Delio Rossi nie jest już trenerem Fiorentiny. Decyzję o zwolnieniu szkoleniowca zaraz po meczu z Novarą podjął prezes Andrea Della Valle. Jej powodem jest atak Rossiego na swojego piłkarza, Adema Ljajicia.
Serb w spotkaniu z Novarą zszedł z boiska już w 32. minucie. Nie spodobało mu się to i powiedział kilka gorzkich słów pod adresem swojego trenera. Ten zareagował bardzo ostro – rzucił się na zawodnika i zaczął okładać go pięściami. Obu panów szybko rozdzielono, ale konsekwencje dla Rossiego okazały się bardzo poważne.
Po spotkaniu Andrea Della Valle ogłosił bowiem jego zwolnienie: – Pod koniec meczu zobaczyłem nagranie z tego, co się stało na ławce rezerwowych zaraz po zmianie Ljajicia. Podjąłem decyzję o zwolnieniu trenera z jego obowiązków z uwagi na to, co zrobił. Jutro porozmawiamy już spokojniej. Mówiłem już o tym z Rossim i przykro mi z jego powodu, jest porządną osobą i nie zasługuje na to, ale dzisiaj dopuścił się poważnego czynu.
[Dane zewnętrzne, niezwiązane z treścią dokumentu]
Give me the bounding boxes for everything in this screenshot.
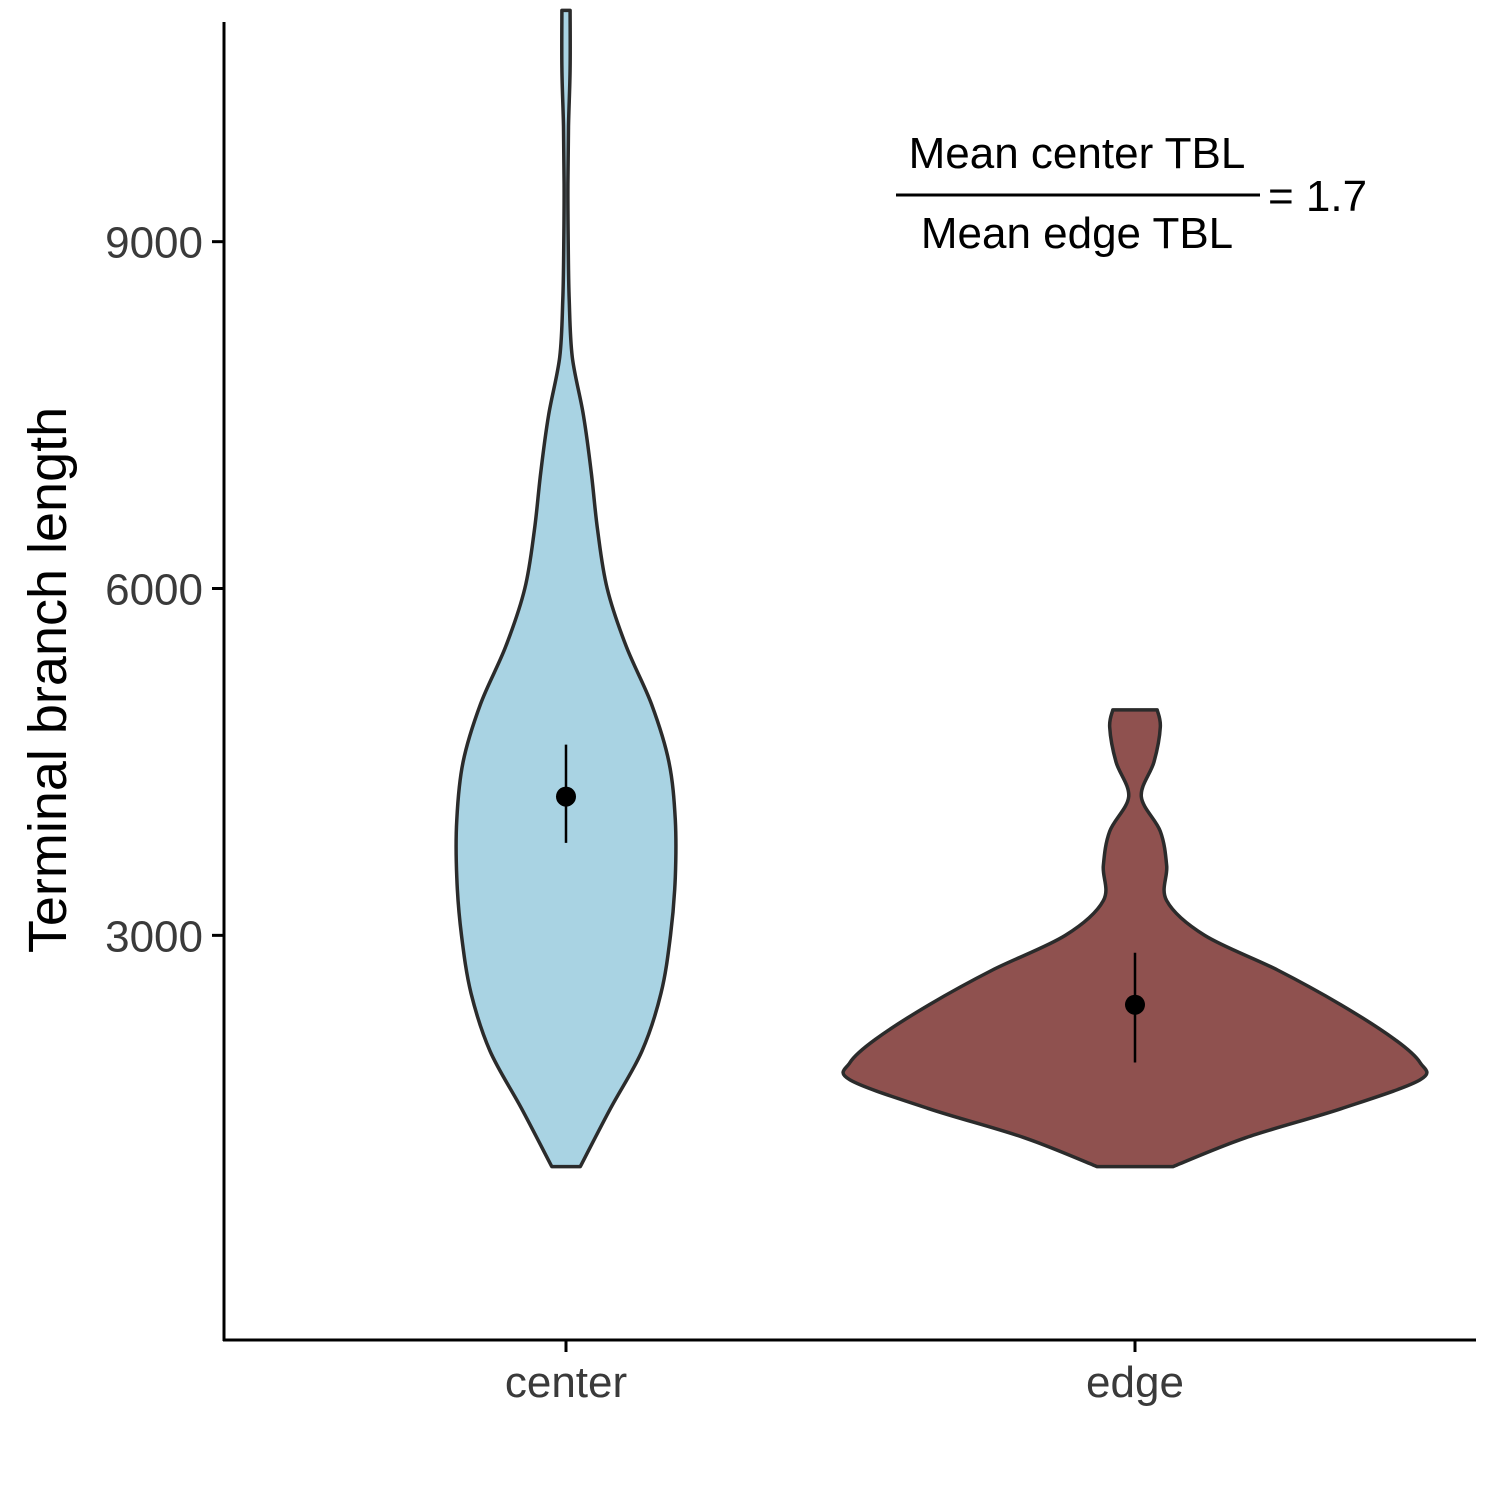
annotation-denominator: Mean edge TBL [921, 209, 1233, 258]
mean-markers-layer [556, 744, 1145, 1063]
annotation-numerator: Mean center TBL [909, 129, 1246, 178]
y-ticks-layer: 3000 6000 9000 [105, 219, 224, 961]
y-axis-title: Terminal branch length [18, 407, 78, 953]
y-tick-label-3000: 3000 [105, 912, 203, 961]
ratio-annotation: Mean center TBL Mean edge TBL = 1.7 [896, 129, 1367, 258]
x-tick-label-center: center [505, 1358, 627, 1407]
violin-edge [841, 708, 1429, 1169]
mean-point-center [556, 786, 576, 807]
violin-center [454, 8, 678, 1169]
x-tick-label-edge: edge [1086, 1358, 1184, 1407]
x-ticks-layer: center edge [505, 1340, 1184, 1407]
y-tick-label-9000: 9000 [105, 219, 203, 268]
mean-point-edge [1125, 994, 1145, 1015]
annotation-equals: = 1.7 [1268, 172, 1367, 221]
violin-layer [454, 8, 1429, 1169]
y-tick-label-6000: 6000 [105, 566, 203, 615]
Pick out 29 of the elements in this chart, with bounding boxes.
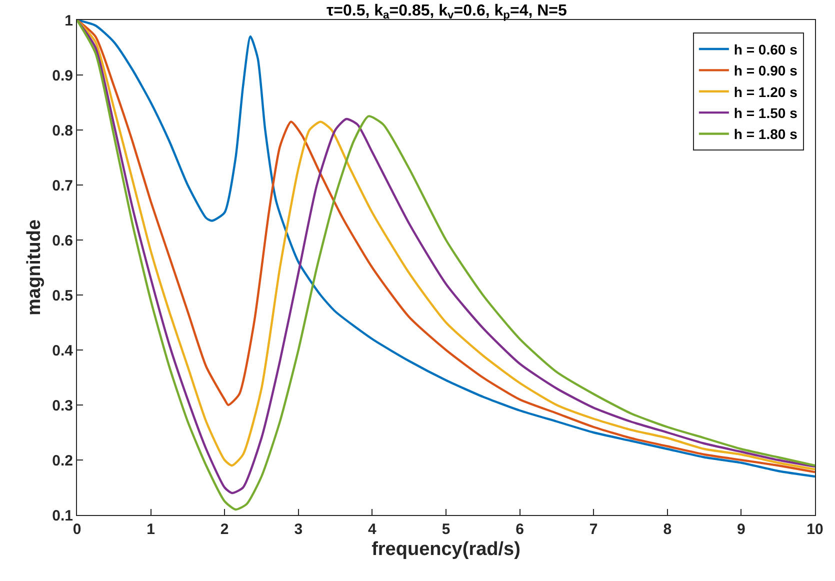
y-tick-label: 1 <box>64 12 73 30</box>
x-tick-label: 4 <box>368 521 378 538</box>
x-tick-label: 6 <box>516 521 524 538</box>
legend-label: h = 1.20 s <box>734 84 798 100</box>
y-tick-label: 0.1 <box>52 507 73 524</box>
legend-label: h = 0.60 s <box>734 41 798 58</box>
x-tick-label: 3 <box>294 521 303 538</box>
x-tick-label: 7 <box>589 521 598 538</box>
legend-label: h = 0.90 s <box>734 62 798 79</box>
x-tick-label: 1 <box>146 521 155 538</box>
x-tick-label: 10 <box>806 521 824 538</box>
x-tick-label: 9 <box>737 521 746 538</box>
x-tick-label: 2 <box>220 521 229 538</box>
y-tick-label: 0.4 <box>52 342 74 360</box>
legend-label: h = 1.80 s <box>734 126 798 142</box>
x-tick-label: 8 <box>663 521 672 538</box>
legend-label: h = 1.50 s <box>734 105 798 122</box>
x-tick-label: 0 <box>72 521 82 538</box>
y-tick-label: 0.8 <box>52 122 73 140</box>
y-tick-label: 0.7 <box>52 177 73 194</box>
x-tick-label: 5 <box>442 521 450 538</box>
y-tick-label: 0.9 <box>52 67 73 84</box>
x-axis-title: frequency(rad/s) <box>372 538 520 560</box>
y-tick-label: 0.2 <box>52 452 73 470</box>
y-tick-label: 0.3 <box>52 397 73 414</box>
y-tick-label: 0.6 <box>52 232 73 250</box>
y-tick-label: 0.5 <box>52 287 73 304</box>
y-axis-title: magnitude <box>24 219 45 316</box>
chart-title: τ=0.5, k$_{a}$=0.85, k$_{v}$=0.6, k$_{p}$=4, N=5 <box>326 2 568 22</box>
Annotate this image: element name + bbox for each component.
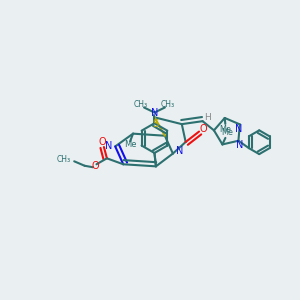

Fiorentina ostatecznie odrobiła dwie bramki straty i zremisowała 2:2. Artur Boruc rozegrał 90 minut. Obecnie „Viola” zajmuje 14. miejsce w tabeli i na dwie kolejki przed końcem ma sześć punktów przewagi nad będącym najwyżej w strefie spadkowej Lecce.
hahahahaha
KPINA
ten śmieciu piłkarzyna obraził jego zmarłą
matkę.....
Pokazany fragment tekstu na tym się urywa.